Federal bureaucracies' rules tell you what kind of safety equipment you must have in your car, how much ethanol must be in your fuel and what fuel economy must be regardless of its harmful effect on crashworthiness. What's best for you and your driving habits? What's most efficient? It doesn't matter -- your options are limited to the ones deemed worthy by bureaucrats.
It's long been an essential element of our representative government that most of the choices we make are our choices. The reason for this is that it is impossible for a relative few bureaucrats to comprehend every situation in which we might find ourselves and subsequently decide -- in advance -- what limited choices will be best for everyone. A system that tries to apply narrow options to every situation does a lousy job of providing a fair solution to circumstances that fall outside a bureaucrat's predictions or imagination. "One-size-fits-all" ends up working for no one.
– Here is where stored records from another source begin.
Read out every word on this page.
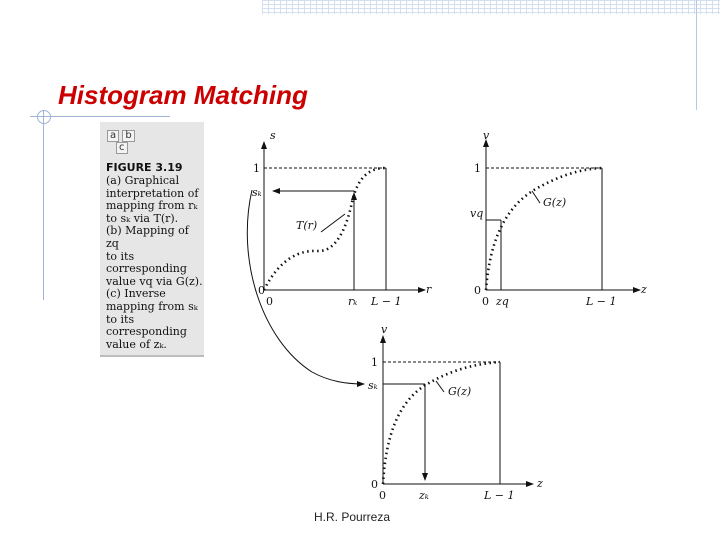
Histogram Matching
a b
c
FIGURE 3.19
(a) Graphical
interpretation of
mapping from rₖ
to sₖ via T(r).
(b) Mapping of zq
to its
corresponding
value vq via G(z).
(c) Inverse
mapping from sₖ
to its
corresponding
value of zₖ.
s
r
1
sₖ
0
0	rₖ L − 1
T(r)
v
z
1
vq
0
0 zq	L − 1
G(z)
v
z
1
sₖ
0
0	zₖ	L − 1
G(z)
H.R. Pourreza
When the system isn't right for you or your family, suffocating rules and government control tend to prevent the bureaucrats from being accommodating. Americans are increasingly left out of luck and confined to ever-narrower sets of options by people they'll never meet and didn't elect but who have the power not only to deny them freedom of choice, but also to take their money and send them to prison if they don't comply.
Culture of control
I believe we should welcome diverse cultures -- beliefs, customs and traditions -- but, when it comes to the culture of control that most government bureaucrats exist for, we must do everything in our power to reject it.
The culture of control costs us more while simultaneously making us less free. The culture of control is unkind, unreasonable, unfair and un-American. It's time to put the kibosh on the culture of control and return to the simple, essential freedom of choice our forefathers shed blood to guarantee, and enshrined in the Constitution.